Two specific technological advances, the discovery and application of restriction enzymes in 1973 and the development of DNA hybridization techniques in 1975, set the foundation for the development of the first type of DNA markers, RFLP (for a recent review, see Liu, 2007a). Restriction endonucleases cut DNA wherever their recognition sequences are encountered. Therefore, changes in the DNA sequence due to insertions/deletions (indels), base substitutions, or rearrangements involving the restriction sites can result in the gain, loss, or relocation of a restriction site. Digestion of DNA with restriction enzymes results in fragments whose number and size can vary among individuals, populations, and species. Two approaches are widely used for RFLP analysis. The first involves the use of Southern blot hybridization (Southern, 1975), while the second involves the use of PCR. Traditionally, fragments were separated using Southern blot analysis, in which genomic DNA is digested, subjected to electrophoresis through an agarose gel, transferred to a solid support such as a piece of nylon membrane, and visualized by hybridization to specific probes. Most recent analysis replaces the tedious Southern blot analysis with techniques based on polymerase chain reaction (PCR). If flanking sequences are known for a locus, the segment containing the RFLP region is amplified via PCR. If the length polymorphism is caused by a deletion or insertion, gel electrophoresis of the PCR products should reveal the size difference. However, if the length polymorphism is caused by base substitution at a restriction site, PCR products must be digested with a restriction enzyme to reveal the RFLP.
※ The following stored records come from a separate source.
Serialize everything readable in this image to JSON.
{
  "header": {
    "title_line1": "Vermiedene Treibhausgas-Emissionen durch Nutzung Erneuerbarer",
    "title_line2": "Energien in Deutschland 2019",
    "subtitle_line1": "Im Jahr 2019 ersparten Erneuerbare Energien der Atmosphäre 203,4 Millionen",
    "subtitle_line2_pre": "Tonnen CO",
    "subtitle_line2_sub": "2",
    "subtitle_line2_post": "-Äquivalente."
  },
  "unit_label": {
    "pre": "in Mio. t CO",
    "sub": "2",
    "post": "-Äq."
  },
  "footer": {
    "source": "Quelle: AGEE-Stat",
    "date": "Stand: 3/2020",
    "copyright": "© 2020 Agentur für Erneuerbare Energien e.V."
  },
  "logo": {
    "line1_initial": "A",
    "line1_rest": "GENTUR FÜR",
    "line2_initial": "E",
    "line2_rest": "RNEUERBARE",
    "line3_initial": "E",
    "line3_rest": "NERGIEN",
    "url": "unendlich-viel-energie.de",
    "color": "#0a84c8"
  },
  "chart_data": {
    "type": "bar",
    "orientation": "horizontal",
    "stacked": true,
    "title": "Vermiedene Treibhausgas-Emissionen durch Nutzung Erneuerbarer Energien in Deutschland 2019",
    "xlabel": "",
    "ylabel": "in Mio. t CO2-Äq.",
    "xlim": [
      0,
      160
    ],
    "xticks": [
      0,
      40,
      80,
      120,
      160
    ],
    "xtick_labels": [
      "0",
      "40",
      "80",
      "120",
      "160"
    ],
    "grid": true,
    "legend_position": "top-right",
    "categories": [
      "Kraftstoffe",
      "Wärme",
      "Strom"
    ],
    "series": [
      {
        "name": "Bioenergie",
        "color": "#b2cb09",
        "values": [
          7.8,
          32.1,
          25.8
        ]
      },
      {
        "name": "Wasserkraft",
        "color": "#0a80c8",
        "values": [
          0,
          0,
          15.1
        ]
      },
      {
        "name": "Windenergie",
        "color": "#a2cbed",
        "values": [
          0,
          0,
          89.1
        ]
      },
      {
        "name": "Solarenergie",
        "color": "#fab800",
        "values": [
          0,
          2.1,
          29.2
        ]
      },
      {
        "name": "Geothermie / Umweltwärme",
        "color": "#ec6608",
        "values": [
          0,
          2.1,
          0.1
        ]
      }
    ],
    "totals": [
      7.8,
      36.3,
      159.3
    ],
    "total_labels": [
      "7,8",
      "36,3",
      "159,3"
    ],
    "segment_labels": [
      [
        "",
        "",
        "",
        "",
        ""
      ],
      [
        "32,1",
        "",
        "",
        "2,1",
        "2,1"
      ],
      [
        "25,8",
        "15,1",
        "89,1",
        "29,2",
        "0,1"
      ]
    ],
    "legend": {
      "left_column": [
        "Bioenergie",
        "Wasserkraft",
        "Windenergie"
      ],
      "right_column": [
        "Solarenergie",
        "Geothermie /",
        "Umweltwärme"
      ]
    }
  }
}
Mitochondrial genome evolves more rapidly than the nuclear genome. The rapid evolution of the mitochondrial DNA (mtDNA) makes it highly polymorphic within a given species. The polymorphism is especially high in the control region (D-loop region), making the D-loop region highly useful in population genetic analysis. The analysis of mitochondrial markers is mostly RFLP analysis, or direct sequence analysis (Liu and Cordes, 2004). Due to the high levels of polymorphism and the ease of mtDNA analysis, mtDNA has been widely used as markers in aquaculture and fisheries settings. However, mtDNA is maternally inherited in most cases, and this non-Mendelian inheritance greatly limits the applications of mtDNA for genome research. In addition, most aquaculture-related traits are controlled by nuclear genes. For most aquaculture finfish species, their nuclear genome is at the level of a billion base pairs, while their mitochondrial genomes are usually tens of thousands of times smaller than the nuclear genome. Clearly, in spite of their usefulness for the identification of aquaculture stocks, mtDNA markers will not be tremendously useful for aquaculture genome research and genetic improvement programs in aquaculture. However, some recent studies suggested that mtDNA could influence performance traits such as growth (Steele et al., 2008).

When the Human Genome Project was launched in the mid-1980s, the capacity and capabilities of available DNA marker technologies seriously limited genome research. Such severe limits put pressure to develop more efficient marker systems for analysis of complex traits and genome organizations. At the end of 1980s, the simple sequence repeats (SSRs) or microsatellites were discovered; and they have since been used as one of the most preferred marker types because of their high levels of polymorphism, abundance, roughly even genome distribution, codominant inheritance, and small locus size that facilitate PCR-based genotyping (Tautz, 1989).